Vingt-cinq Nobel d'économie fustigent l'instrumentalisation de leurs idées par le FN

Par Grégoire Normand  |   |  713  mots
Le célèbre économiste Joseph Stiglitz dénonce régulièrement cette "instrumentalisation de la pensée économique".
25 prix Nobel d'économie, dont Joseph Stiglitz ou Jean Tirole, ont dénoncé ce mardi les programmes "antieuropéens" et "protectionnistes" de certains candidats à la présidentielle comme Marine Le Pen. Ils mettent en garde contre une possible "déstabilisation" de l'Europe.

Les économistes unissent leur force. A quelques jours du premier tour de la présidentielle, 25 lauréats du prix Nobel d'économie ont signé une lettre publiée par Le Monde dans laquelle ils dénoncent l'instrumentalisation de leurs idées par des élus du Front national. Ces derniers citent régulièrement ces spécialistes de renom pour justifier leur programme.

Si Joseph Stiglitz a plusieurs fois exprimé des critiques à l'égard de l'euro dans des ouvrages et des déclarations, le célèbre économiste ne souhaite pas être associé à Marine Le Pen et son parti, comme il l'a déjà fait remarquer à plusieurs reprises.

Un front commun

Malgré des positions divergentes sur la zone euro, les questions monétaires ou les politiques économiques à mener pour relancer l'activité en Europe en France, les récipiendaires du célèbre prix ont décidé de faire front commun contre "cette instrumentalisation de la pensée économique dans le cadre de la campagne électorale française".

"Certains d'entre nous ont été cités par des candidats à l'élection présidentielle française, notamment par Marine le Pen et ses équipes, pour justifier un programme politique sur la question de l'Europe", écrivent ces 25 économistes, parmi lesquels l'Américain Robert Solow (prix Nobel en 1987), l'Indien Amartya Sen (1998) et le Français Jean Tirole (2014).

Favorables à la construction européenne

Les signataires se sont montrés favorables à la construction européenne qui "est capitale non seulement pour maintenir la paix sur le continent mais également pour le progrès économique des Etats membres et leur pouvoir politique dans le monde". Pour eux, les différents programmes isolationnistes peuvent représenter des dangers pour  mener à bien la croissance.

"Les politiques isolationnistes et protectionnistes et les dévaluations compétitives, toutes menées au détriment des autres pays, sont de dangereux moyens d'essayer de générer de la croissance.
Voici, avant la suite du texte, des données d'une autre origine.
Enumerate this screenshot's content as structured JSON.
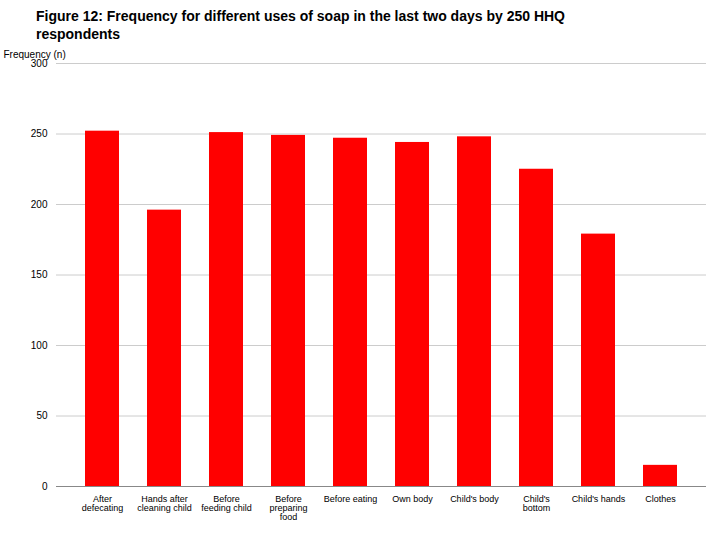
{
  "chart_data": {
    "type": "bar",
    "title": "Figure 12: Frequency for different uses of soap in the last two days by 250 HHQ\nrespondents",
    "ylabel": "Frequency (n)",
    "categories": [
      "After\ndefecating",
      "Hands after\ncleaning child",
      "Before\nfeeding child",
      "Before\npreparing\nfood",
      "Before eating",
      "Own body",
      "Child's body",
      "Child's\nbottom",
      "Child's hands",
      "Clothes"
    ],
    "values": [
      252,
      196,
      251,
      249,
      247,
      244,
      248,
      225,
      179,
      15
    ],
    "color": "#FF0000",
    "ylim": [
      0,
      300
    ],
    "yticks": [
      0,
      50,
      100,
      150,
      200,
      250,
      300
    ],
    "grid": true
  }
}
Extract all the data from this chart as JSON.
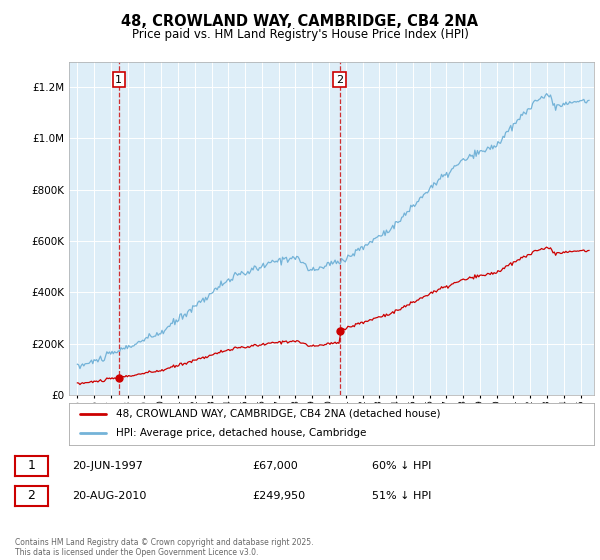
{
  "title": "48, CROWLAND WAY, CAMBRIDGE, CB4 2NA",
  "subtitle": "Price paid vs. HM Land Registry's House Price Index (HPI)",
  "legend_line1": "48, CROWLAND WAY, CAMBRIDGE, CB4 2NA (detached house)",
  "legend_line2": "HPI: Average price, detached house, Cambridge",
  "sale1_date": "20-JUN-1997",
  "sale1_price": "£67,000",
  "sale1_hpi": "60% ↓ HPI",
  "sale2_date": "20-AUG-2010",
  "sale2_price": "£249,950",
  "sale2_hpi": "51% ↓ HPI",
  "copyright": "Contains HM Land Registry data © Crown copyright and database right 2025.\nThis data is licensed under the Open Government Licence v3.0.",
  "ylim": [
    0,
    1300000
  ],
  "yticks": [
    0,
    200000,
    400000,
    600000,
    800000,
    1000000,
    1200000
  ],
  "hpi_color": "#74b3d8",
  "price_color": "#cc0000",
  "bg_color": "#deeef8",
  "sale1_x": 1997.47,
  "sale1_y_price": 67000,
  "sale2_x": 2010.64,
  "sale2_y_price": 249950,
  "xlim": [
    1994.5,
    2025.8
  ]
}
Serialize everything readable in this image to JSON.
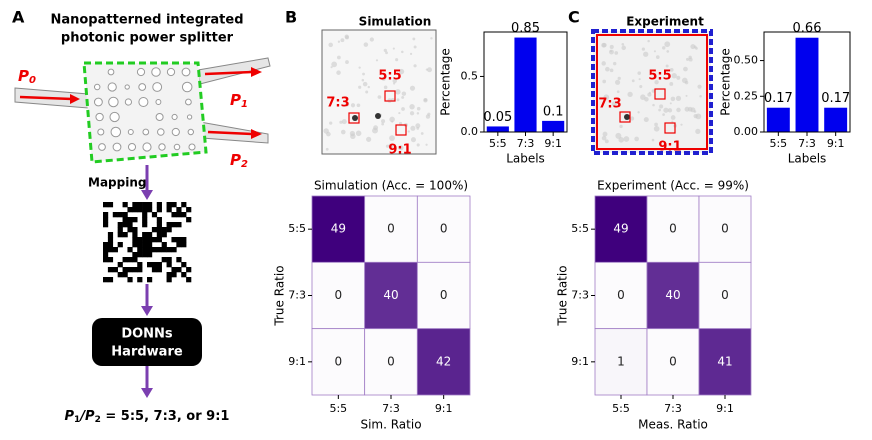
{
  "panel_labels": [
    "A",
    "B",
    "C"
  ],
  "diagram": {
    "title_lines": [
      "Nanopatterned integrated",
      "photonic power splitter"
    ],
    "ports": [
      {
        "letter": "P",
        "sub": "0"
      },
      {
        "letter": "P",
        "sub": "1"
      },
      {
        "letter": "P",
        "sub": "2"
      }
    ],
    "mapping": "Mapping",
    "hardware_lines": [
      "DONNs",
      "Hardware"
    ],
    "equation": [
      "P",
      "1",
      "/P",
      "2",
      " = 5:5, 7:3, or 9:1"
    ]
  },
  "images": [
    {
      "title": "Simulation",
      "labels": [
        "5:5",
        "7:3",
        "9:1"
      ]
    },
    {
      "title": "Experiment",
      "labels": [
        "5:5",
        "7:3",
        "9:1"
      ]
    }
  ],
  "chart_data": [
    {
      "type": "bar",
      "categories": [
        "5:5",
        "7:3",
        "9:1"
      ],
      "values": [
        0.05,
        0.85,
        0.1
      ],
      "color": "#0000ee",
      "ylim": [
        0,
        0.9
      ],
      "yticks": [
        {
          "value": 0,
          "label": "0.0"
        },
        {
          "value": 0.5,
          "label": "0.5"
        }
      ],
      "ylabel": "Percentage",
      "xlabel": "Labels"
    },
    {
      "type": "bar",
      "categories": [
        "5:5",
        "7:3",
        "9:1"
      ],
      "values": [
        0.17,
        0.66,
        0.17
      ],
      "color": "#0000ee",
      "ylim": [
        0,
        0.7
      ],
      "yticks": [
        {
          "value": 0,
          "label": "0.00"
        },
        {
          "value": 0.25,
          "label": "0.25"
        },
        {
          "value": 0.5,
          "label": "0.50"
        }
      ],
      "ylabel": "Percentage",
      "xlabel": "Labels"
    },
    {
      "type": "heatmap",
      "title": "Simulation (Acc. = 100%)",
      "x_categories": [
        "5:5",
        "7:3",
        "9:1"
      ],
      "y_categories": [
        "5:5",
        "7:3",
        "9:1"
      ],
      "values": [
        [
          49,
          0,
          0
        ],
        [
          0,
          40,
          0
        ],
        [
          0,
          0,
          42
        ]
      ],
      "colormap": [
        "#fcfbfd",
        "#3f007d"
      ],
      "vlim": [
        0,
        49
      ],
      "xlabel": "Sim. Ratio",
      "ylabel": "True Ratio"
    },
    {
      "type": "heatmap",
      "title": "Experiment (Acc. = 99%)",
      "x_categories": [
        "5:5",
        "7:3",
        "9:1"
      ],
      "y_categories": [
        "5:5",
        "7:3",
        "9:1"
      ],
      "values": [
        [
          49,
          0,
          0
        ],
        [
          0,
          40,
          0
        ],
        [
          1,
          0,
          41
        ]
      ],
      "colormap": [
        "#fcfbfd",
        "#3f007d"
      ],
      "vlim": [
        0,
        49
      ],
      "xlabel": "Meas. Ratio",
      "ylabel": "True Ratio"
    }
  ]
}
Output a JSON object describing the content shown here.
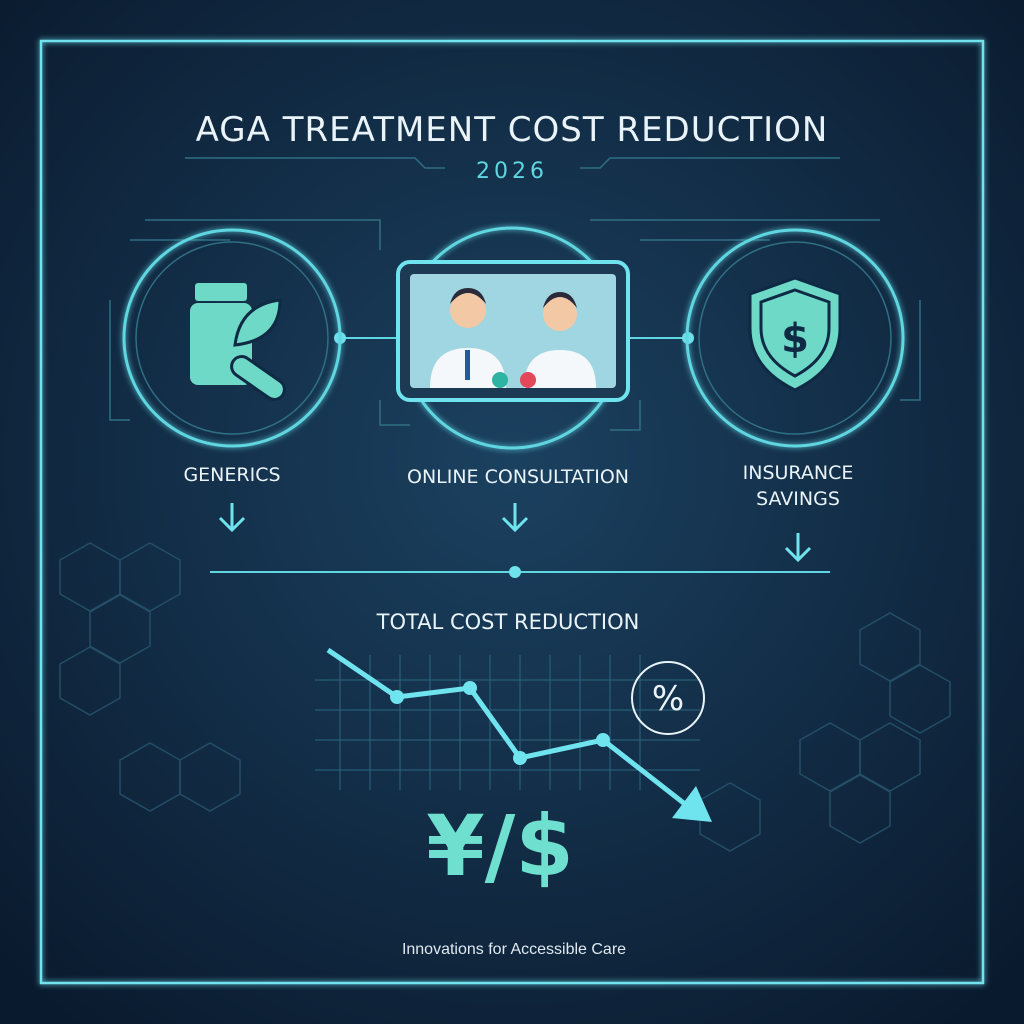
{
  "header": {
    "title": "AGA TREATMENT COST REDUCTION",
    "subtitle": "2026"
  },
  "nodes": [
    {
      "label_lines": [
        "GENERICS"
      ]
    },
    {
      "label_lines": [
        "ONLINE CONSULTATION"
      ]
    },
    {
      "label_lines": [
        "INSURANCE",
        "SAVINGS"
      ],
      "icon": "$"
    }
  ],
  "summary": {
    "title": "TOTAL COST REDUCTION",
    "percent_symbol": "%",
    "currency": "¥/$"
  },
  "footer": "Innovations for Accessible Care"
}
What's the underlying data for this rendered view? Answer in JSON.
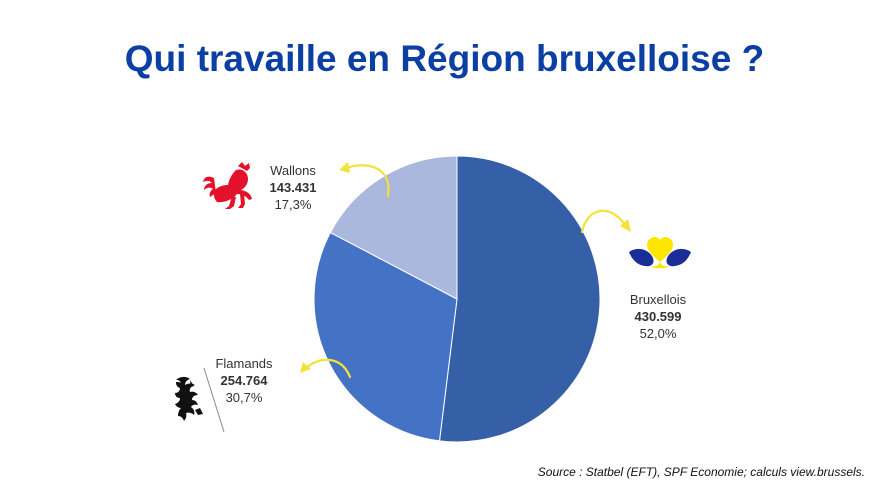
{
  "chart_data": {
    "type": "pie",
    "title": "Qui travaille en Région bruxelloise ?",
    "slices": [
      {
        "name": "Bruxellois",
        "value_label": "430.599",
        "value": 430599,
        "percent_label": "52,0%",
        "percent": 52.0,
        "color": "#355fa6",
        "icon": "brussels-iris-icon"
      },
      {
        "name": "Flamands",
        "value_label": "254.764",
        "value": 254764,
        "percent_label": "30,7%",
        "percent": 30.7,
        "color": "#4472c4",
        "icon": "flemish-lion-icon"
      },
      {
        "name": "Wallons",
        "value_label": "143.431",
        "value": 143431,
        "percent_label": "17,3%",
        "percent": 17.3,
        "color": "#a9b8dc",
        "icon": "walloon-rooster-icon"
      }
    ],
    "source": "Source : Statbel (EFT), SPF Economie; calculs view.brussels."
  },
  "colors": {
    "title": "#0b3fa3",
    "arrow": "#f2e23a",
    "rooster": "#e3122a",
    "iris_petal": "#1a2d99",
    "iris_heart": "#ffe600"
  }
}
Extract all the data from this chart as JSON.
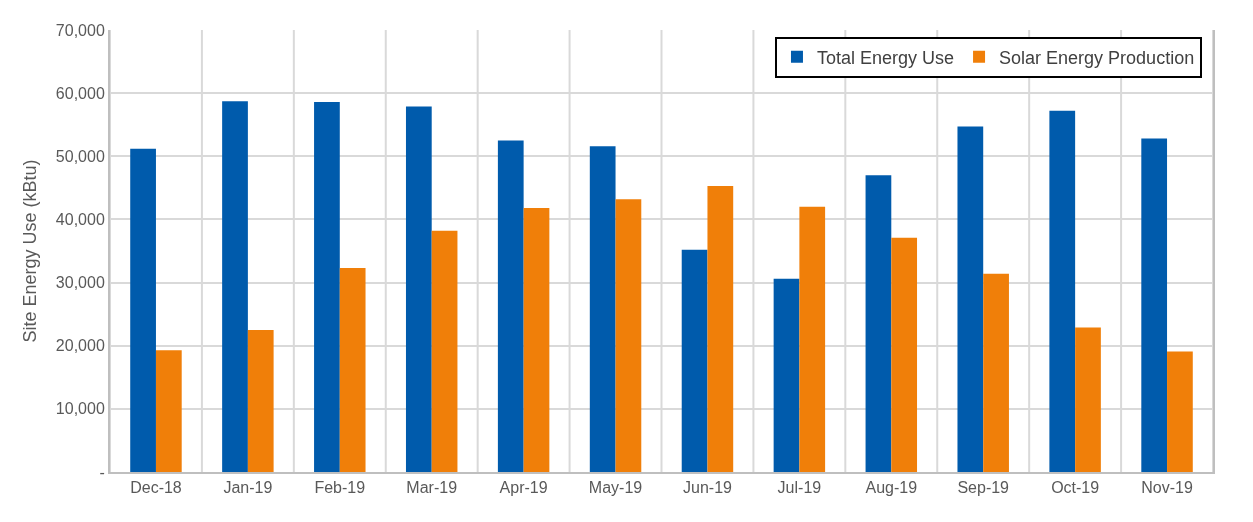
{
  "chart_data": {
    "type": "bar",
    "ylabel": "Site Energy Use (kBtu)",
    "categories": [
      "Dec-18",
      "Jan-19",
      "Feb-19",
      "Mar-19",
      "Apr-19",
      "May-19",
      "Jun-19",
      "Jul-19",
      "Aug-19",
      "Sep-19",
      "Oct-19",
      "Nov-19"
    ],
    "series": [
      {
        "name": "Total Energy Use",
        "color": "#005bac",
        "values": [
          51200,
          58700,
          58600,
          57900,
          52500,
          51600,
          35200,
          30600,
          47000,
          54700,
          57200,
          52800
        ]
      },
      {
        "name": "Solar Energy Production",
        "color": "#f07f09",
        "values": [
          19300,
          22500,
          32300,
          38200,
          41800,
          43200,
          45300,
          42000,
          37100,
          31400,
          22900,
          19100
        ]
      }
    ],
    "ylim": [
      0,
      70000
    ],
    "yticks": [
      {
        "value": 0,
        "label": "-"
      },
      {
        "value": 10000,
        "label": "10,000"
      },
      {
        "value": 20000,
        "label": "20,000"
      },
      {
        "value": 30000,
        "label": "30,000"
      },
      {
        "value": 40000,
        "label": "40,000"
      },
      {
        "value": 50000,
        "label": "50,000"
      },
      {
        "value": 60000,
        "label": "60,000"
      },
      {
        "value": 70000,
        "label": "70,000"
      }
    ],
    "grid": true,
    "legend": "top right"
  }
}
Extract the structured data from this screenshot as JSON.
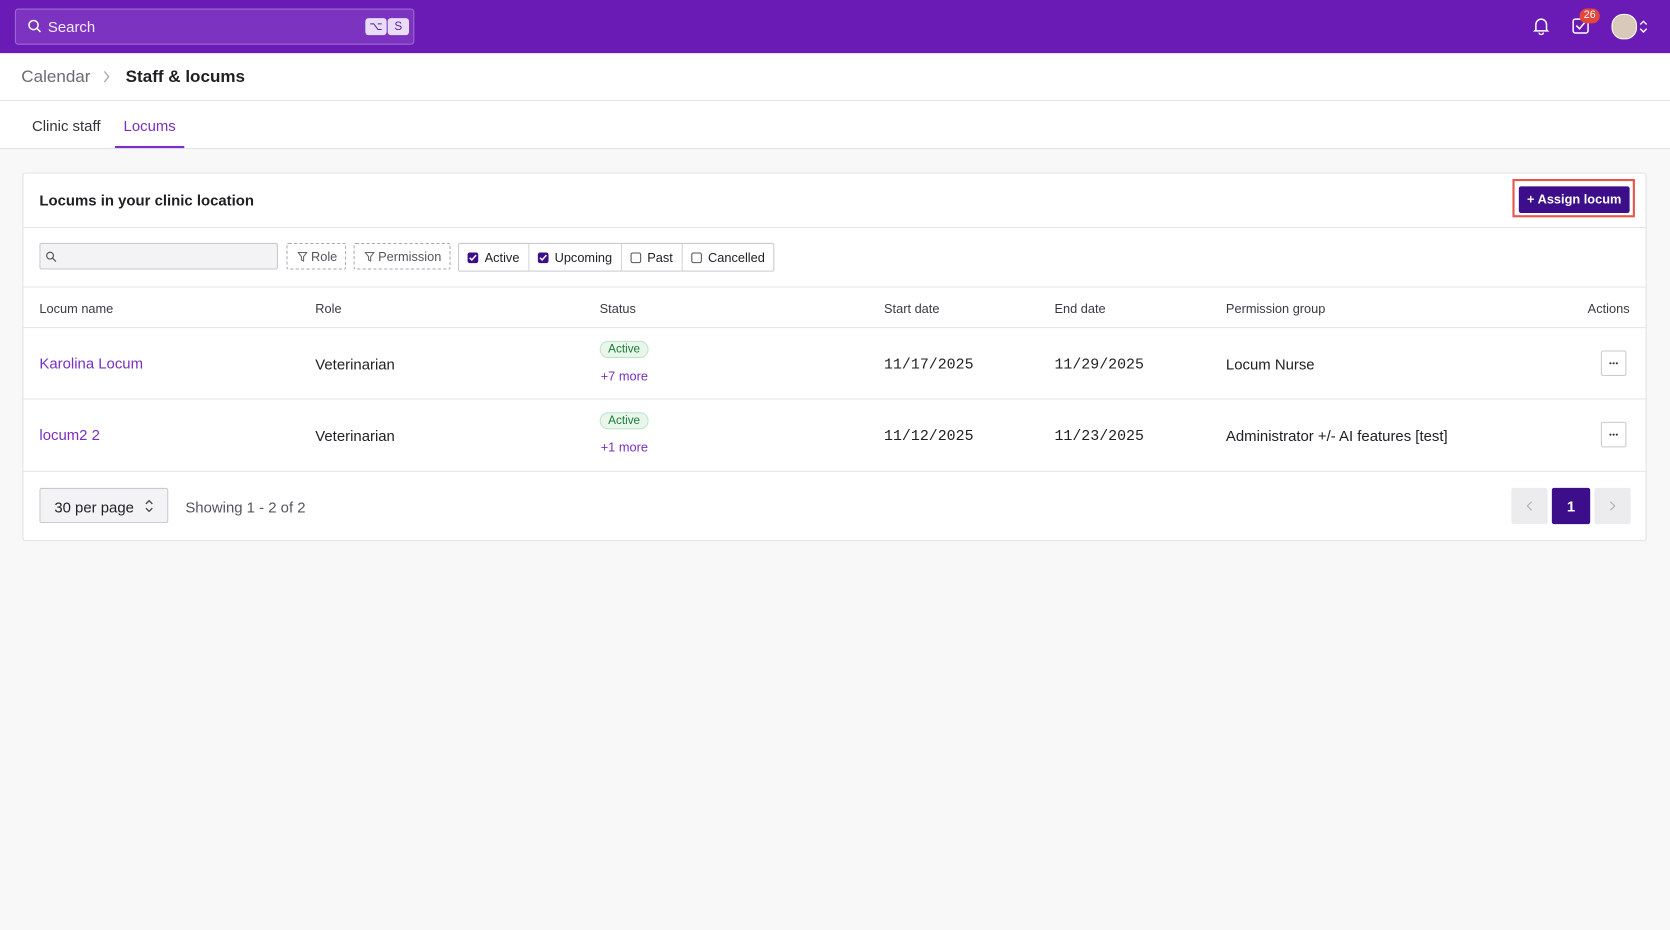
{
  "header": {
    "search_placeholder": "Search",
    "shortcut_keys": [
      "⌥",
      "S"
    ],
    "inbox_badge": "26"
  },
  "breadcrumb": [
    "Calendar",
    "Staff & locums"
  ],
  "tabs": {
    "items": [
      "Clinic staff",
      "Locums"
    ],
    "active": 1
  },
  "panel": {
    "title": "Locums in your clinic location",
    "assign_button": "Assign locum",
    "filters": {
      "chips": [
        "Role",
        "Permission"
      ],
      "checkboxes": [
        {
          "label": "Active",
          "checked": true
        },
        {
          "label": "Upcoming",
          "checked": true
        },
        {
          "label": "Past",
          "checked": false
        },
        {
          "label": "Cancelled",
          "checked": false
        }
      ]
    },
    "table": {
      "columns": [
        "Locum name",
        "Role",
        "Status",
        "Start date",
        "End date",
        "Permission group",
        "Actions"
      ],
      "rows": [
        [
          "Karolina Locum",
          "Veterinarian",
          "Active",
          "+7 more",
          "11/17/2025",
          "11/29/2025",
          "Locum Nurse"
        ],
        [
          "locum2 2",
          "Veterinarian",
          "Active",
          "+1 more",
          "11/12/2025",
          "11/23/2025",
          "Administrator +/- AI features [test]"
        ]
      ]
    },
    "footer": {
      "per_page": "30 per page",
      "showing": "Showing 1 - 2 of 2",
      "current_page": "1"
    }
  }
}
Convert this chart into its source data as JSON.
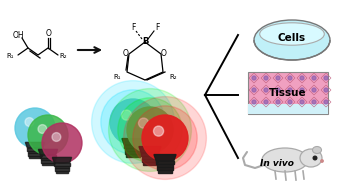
{
  "background_color": "#ffffff",
  "fig_width": 3.37,
  "fig_height": 1.89,
  "dpi": 100,
  "bulb_colors_left": [
    "#5ac8e0",
    "#3cb84a",
    "#b03060"
  ],
  "bulb_colors_right": [
    "#50c8e8",
    "#3cb84a",
    "#e02020"
  ],
  "glow_colors_right": [
    "#00ddff",
    "#00ee00",
    "#ff2020"
  ],
  "arrow_color": "#111111",
  "cells_fill": "#c0f0f8",
  "cells_inner": "#d8faff",
  "tissue_fill": "#f0a0c0",
  "tissue_line": "#c06080",
  "tissue_dot": "#9060b0",
  "mouse_fill": "#e0e0e0",
  "mouse_edge": "#aaaaaa",
  "label_cells": "Cells",
  "label_tissue": "Tissue",
  "label_invivo": "In vivo",
  "base_color": "#1a1a1a",
  "line_color": "#222222"
}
Elles entraînent des mesures de représailles et des guerres commerciales. Au final, elles se révéleront préjudiciables à la France ainsi qu'à ses partenaires commerciaux."

Les 25 prix Nobel prennent par ailleurs position en faveur de l'immigration alors que la candidate du Front national a décidé de durcir le ton de ses discours sur ce sujet pour la fin de sa campagne.

"Quand ils sont bien intégrés au marché du travail, les migrants peuvent être une opportunité économique pour le pays d'accueil. Plusieurs des pays les plus prospères au monde ont su accueillir et intégrer les émigrés."

    | Lire aussi : Immigration : les mauvais "coûts" du Front national

Le Nobel d'économie et professeur émérite à l'université de Princeton Paul Krugman lors d'une conférence de presse au Japon en mars dernier. Crédits: REUTERS/Franck Robichon.

Pour Krugman, "Le Pen n'est pas la réponse"

Dans une tribune publiée la semaine dernière dans le New York Times, le prix Nobel d'économie Paul Krugman a également dénoncé la récupération des positions de certains économistes sur l'Europe ou la zone euro pour rendre plus crédible le programme du FN. Face à ce comportement, l'économiste a rappelé que les propositions soutenues par le parti d'extrême droite concernant l'Europe "nuiraient à l'économie française".

"J'ai été un critique virulent à la fois de l'euro et des politiques d'austérité menées dans la zone euro depuis 2010. La France pourrait et devrait faire mieux que ça. Mais les politiques dont parle le FN - sortie unilatérale non seulement de l'euro, mais aussi de l'UE - nuiraient à l'économie française."

L'universitaire américain a ainsi conclu sa tribune en rappelant que "ce n'est pas parce que Le Pen et des économistes comme moi sont critiques vis-à-vis des politiques européennes que nous avons quelque chose en commun".

Les économistes qui viennent de publier leur tribune ne citent pas d'autres candidats que Marine Le Pen. Mais plusieurs autres candidats en cas d'élection ont prévu un renforcement des politiques de protectionnisme et une sortie de l'euro dont Nicolas Dupont-Aignan, François Asselineau et Jean-Luc Mélenchon, qui l'envisage comme un "plan B".